Encore du cinémascope... bon. Le destin veut me torturer, m'ayant fait détester ce format et m'obligeant à aimer tous les films l'utilisant que je vois ensuite.


Nope part de cette idée simplissime : l'Autre est un danger, la différence est un potentiel de conflit. Tout le film le dit très clairement : l'altérité est une menace permanente, et il faut établir un "contrat" entre les deux parties pour maintenir la paix, et contenir la dialectique. Cela traduit une vision très spéciale de l'Art (du cinéma ici) : l'auteur passe un contrat avec l'audience pour faire une œuvre (un film ici) qui plaira, tout en restant fidèle à l'auteur. Ici, cela se traduit d'une manière particulière, puisque Jordan Peele choisit de faire un film qui plait par sa forme littérale, mais reproche figurativement au spectateur sa position de confort. Tous les éléments sont installés pour une tragédie : une différence essentielle entre deux camps, dans leurs intérêts même, qui amène inévitablement à la confrontation ; une histoire simple dans sa version littérale, dont la problématique est explicite, et qui secouera les passions du public, identifié moralement à un camp. Jordan Peele choisit cette forme simple du tragique horrifique, qu'il maîtrise, pour faire passer un message métaphorique.

Ce message métaphorique prend ici la forme de la mise en abyme, figure commune dans le cinéma.
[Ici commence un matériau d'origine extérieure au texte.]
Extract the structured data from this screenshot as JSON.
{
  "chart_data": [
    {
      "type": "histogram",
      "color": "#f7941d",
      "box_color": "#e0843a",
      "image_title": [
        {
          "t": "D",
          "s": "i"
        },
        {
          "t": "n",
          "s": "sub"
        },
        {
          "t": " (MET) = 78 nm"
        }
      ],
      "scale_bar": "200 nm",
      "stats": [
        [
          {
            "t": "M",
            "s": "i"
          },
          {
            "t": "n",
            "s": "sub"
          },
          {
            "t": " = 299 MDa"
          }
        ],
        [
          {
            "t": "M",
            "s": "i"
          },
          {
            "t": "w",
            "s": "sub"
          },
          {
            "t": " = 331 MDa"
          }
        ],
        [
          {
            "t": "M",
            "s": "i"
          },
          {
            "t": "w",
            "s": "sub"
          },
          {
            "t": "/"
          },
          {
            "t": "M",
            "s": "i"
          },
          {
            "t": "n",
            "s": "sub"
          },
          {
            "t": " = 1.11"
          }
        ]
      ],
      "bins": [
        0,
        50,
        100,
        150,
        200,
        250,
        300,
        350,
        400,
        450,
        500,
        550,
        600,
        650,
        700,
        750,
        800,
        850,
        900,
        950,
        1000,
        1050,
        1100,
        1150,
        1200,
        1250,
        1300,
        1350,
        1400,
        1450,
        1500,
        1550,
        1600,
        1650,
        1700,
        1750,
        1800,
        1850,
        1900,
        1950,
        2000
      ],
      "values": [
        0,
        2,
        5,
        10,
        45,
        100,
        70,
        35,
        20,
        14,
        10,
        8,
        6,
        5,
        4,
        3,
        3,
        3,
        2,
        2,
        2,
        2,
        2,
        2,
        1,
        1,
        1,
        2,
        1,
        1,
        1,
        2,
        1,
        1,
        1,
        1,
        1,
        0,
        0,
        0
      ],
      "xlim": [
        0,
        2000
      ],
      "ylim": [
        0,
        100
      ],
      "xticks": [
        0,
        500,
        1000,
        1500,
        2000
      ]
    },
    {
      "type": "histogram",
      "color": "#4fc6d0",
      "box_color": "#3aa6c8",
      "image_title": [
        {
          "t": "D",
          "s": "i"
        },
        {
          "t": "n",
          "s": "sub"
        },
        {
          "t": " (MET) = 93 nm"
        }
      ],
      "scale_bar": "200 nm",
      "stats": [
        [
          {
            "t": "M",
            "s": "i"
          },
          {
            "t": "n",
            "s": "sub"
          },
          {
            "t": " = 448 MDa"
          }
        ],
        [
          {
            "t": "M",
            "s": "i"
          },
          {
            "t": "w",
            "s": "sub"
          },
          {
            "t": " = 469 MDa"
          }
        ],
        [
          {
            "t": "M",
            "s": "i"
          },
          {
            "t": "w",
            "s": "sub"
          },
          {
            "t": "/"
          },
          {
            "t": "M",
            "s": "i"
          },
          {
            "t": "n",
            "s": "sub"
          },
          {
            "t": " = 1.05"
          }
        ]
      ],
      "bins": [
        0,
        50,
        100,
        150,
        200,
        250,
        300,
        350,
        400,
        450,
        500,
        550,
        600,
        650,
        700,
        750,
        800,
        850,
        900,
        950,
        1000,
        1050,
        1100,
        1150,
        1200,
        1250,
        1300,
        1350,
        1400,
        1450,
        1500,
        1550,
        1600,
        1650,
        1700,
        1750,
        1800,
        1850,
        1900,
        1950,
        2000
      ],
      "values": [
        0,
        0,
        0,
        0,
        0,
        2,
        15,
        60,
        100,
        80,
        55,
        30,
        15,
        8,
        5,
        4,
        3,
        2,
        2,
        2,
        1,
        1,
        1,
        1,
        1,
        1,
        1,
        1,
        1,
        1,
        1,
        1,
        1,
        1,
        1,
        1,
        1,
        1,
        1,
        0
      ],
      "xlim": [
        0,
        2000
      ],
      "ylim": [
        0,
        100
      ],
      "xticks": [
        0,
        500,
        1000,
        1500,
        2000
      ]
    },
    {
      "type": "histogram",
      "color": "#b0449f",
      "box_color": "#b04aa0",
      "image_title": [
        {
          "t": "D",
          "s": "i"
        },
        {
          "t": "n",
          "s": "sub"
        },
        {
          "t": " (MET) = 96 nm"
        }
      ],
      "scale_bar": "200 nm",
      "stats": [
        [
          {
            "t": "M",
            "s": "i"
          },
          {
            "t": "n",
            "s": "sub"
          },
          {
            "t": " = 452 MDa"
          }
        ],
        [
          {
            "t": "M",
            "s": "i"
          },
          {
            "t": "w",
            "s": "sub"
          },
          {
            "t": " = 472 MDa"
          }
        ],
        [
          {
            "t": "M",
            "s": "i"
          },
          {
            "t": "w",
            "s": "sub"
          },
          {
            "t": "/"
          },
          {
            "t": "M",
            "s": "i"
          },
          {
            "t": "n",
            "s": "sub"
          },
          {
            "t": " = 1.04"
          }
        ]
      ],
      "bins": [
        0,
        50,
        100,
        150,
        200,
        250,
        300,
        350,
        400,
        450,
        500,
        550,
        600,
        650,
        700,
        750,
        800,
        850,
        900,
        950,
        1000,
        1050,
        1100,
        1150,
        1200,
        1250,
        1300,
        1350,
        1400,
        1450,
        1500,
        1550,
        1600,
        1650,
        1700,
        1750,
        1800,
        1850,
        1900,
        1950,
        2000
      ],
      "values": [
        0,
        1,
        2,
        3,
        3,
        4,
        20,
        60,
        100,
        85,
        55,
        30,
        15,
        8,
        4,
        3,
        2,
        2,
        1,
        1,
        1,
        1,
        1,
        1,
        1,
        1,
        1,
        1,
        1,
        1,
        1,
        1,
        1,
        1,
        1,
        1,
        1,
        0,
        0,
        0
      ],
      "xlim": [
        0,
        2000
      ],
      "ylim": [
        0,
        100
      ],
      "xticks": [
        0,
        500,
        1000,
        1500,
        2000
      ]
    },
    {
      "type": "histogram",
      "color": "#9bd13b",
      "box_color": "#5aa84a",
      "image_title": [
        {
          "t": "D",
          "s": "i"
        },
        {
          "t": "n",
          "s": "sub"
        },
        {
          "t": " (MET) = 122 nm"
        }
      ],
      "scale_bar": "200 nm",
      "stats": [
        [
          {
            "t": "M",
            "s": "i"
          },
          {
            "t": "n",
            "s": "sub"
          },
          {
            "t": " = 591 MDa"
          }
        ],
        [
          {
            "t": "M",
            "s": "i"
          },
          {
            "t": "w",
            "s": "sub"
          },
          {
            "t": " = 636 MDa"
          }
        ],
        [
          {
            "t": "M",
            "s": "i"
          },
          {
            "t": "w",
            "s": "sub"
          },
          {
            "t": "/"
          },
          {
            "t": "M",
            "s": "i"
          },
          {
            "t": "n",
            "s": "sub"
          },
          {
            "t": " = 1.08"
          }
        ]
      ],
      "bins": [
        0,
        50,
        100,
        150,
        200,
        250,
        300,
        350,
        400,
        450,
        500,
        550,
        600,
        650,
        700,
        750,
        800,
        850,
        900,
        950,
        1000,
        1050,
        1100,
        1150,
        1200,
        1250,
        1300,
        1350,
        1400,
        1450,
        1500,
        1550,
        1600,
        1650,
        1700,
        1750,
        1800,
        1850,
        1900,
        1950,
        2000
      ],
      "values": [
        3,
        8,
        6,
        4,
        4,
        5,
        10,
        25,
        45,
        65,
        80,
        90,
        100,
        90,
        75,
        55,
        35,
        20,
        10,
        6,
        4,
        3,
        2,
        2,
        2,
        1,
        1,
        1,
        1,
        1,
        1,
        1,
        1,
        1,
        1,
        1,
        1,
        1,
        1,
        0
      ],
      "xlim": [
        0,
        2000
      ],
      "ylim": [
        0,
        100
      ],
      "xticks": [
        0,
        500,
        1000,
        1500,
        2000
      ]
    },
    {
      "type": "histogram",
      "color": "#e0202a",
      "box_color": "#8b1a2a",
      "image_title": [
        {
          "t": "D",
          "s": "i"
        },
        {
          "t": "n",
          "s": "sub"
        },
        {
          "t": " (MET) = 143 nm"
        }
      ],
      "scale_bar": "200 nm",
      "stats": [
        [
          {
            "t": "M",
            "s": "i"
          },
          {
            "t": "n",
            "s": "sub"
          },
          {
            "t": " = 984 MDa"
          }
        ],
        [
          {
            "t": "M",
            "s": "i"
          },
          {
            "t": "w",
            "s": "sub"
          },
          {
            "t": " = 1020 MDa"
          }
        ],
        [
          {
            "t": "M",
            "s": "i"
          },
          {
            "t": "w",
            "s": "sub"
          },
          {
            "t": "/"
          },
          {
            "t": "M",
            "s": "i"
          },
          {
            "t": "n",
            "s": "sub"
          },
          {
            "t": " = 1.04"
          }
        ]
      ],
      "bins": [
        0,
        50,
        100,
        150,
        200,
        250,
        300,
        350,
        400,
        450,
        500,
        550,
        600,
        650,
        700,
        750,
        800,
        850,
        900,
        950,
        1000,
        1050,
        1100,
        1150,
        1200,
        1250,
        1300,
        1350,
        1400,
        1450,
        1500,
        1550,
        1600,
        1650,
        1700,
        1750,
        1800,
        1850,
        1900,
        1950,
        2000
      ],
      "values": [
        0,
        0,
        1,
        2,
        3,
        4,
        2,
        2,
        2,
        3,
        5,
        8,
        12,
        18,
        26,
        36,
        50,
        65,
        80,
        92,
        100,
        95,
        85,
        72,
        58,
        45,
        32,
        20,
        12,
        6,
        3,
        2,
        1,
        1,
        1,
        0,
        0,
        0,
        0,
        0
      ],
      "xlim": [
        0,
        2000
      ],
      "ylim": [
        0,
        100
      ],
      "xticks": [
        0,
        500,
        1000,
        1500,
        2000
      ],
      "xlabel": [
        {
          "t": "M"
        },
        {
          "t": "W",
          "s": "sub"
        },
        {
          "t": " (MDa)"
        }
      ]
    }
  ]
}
Les protagonistes ont comme objectif de filmer à tous prix cet alien, espérant un gain sur le long terme, ayant filmé l'impossible, même si cela doit coûter la vie : Peele nous parle ici de la curiosité malsaine propre, non seulement à Hollywood, mais à notre monde en général. OJ, un des personnages principaux, représente très clairement le spectateur, dans sa position de confort. La scène qui en est le plus emblématique est celle où il se trouve dans la voiture, le plan divisé en deux : un côté avec lui, assis sur le siège de la voiture ; un autre avec le dehors, le danger qu'on devine de l'alien. Il est venu ici pour être confortablement spectateur de l'horreur, mais évidemment il ne veut pas la vivre en sortant de la voiture. C'est la même idée avec les caméras de surveillance (Em reste spectatrice des images filmées par ses partenaires), avec la maison-refuge, et surtout avec les spectateurs des deux "shows" du film (le premier est pacifique par nature, mais Peele veut quand même nous montrer comment on peut troubler le confort en faisant surgir l'élément perturbateur de l'intérieur du confort, et c'est le singe qui attaquera les acteurs (on notera comment le public présent physiquement quitte très vite l'estrade, mais comment, on le sait par un dialogue, celui qui observe par la télévision ne quitte pas une seconde la chaîne) ; le deuxième, plus gênant déjà, montre bien comment les spectateurs n'empathisent pas du tout avec l'animal exploité, et comment ils sont curieux dès qu'il y a un élément inattendu et perturbateur). Au final, fuir le regard de la bête, c'est fuir le regard de l'Autre, qui nous pousserait à le comprendre - par le conflit certes. Chacun se préserve en ne regardant que soi-même, et on oublie l'adversité : c'est le contrat de paix.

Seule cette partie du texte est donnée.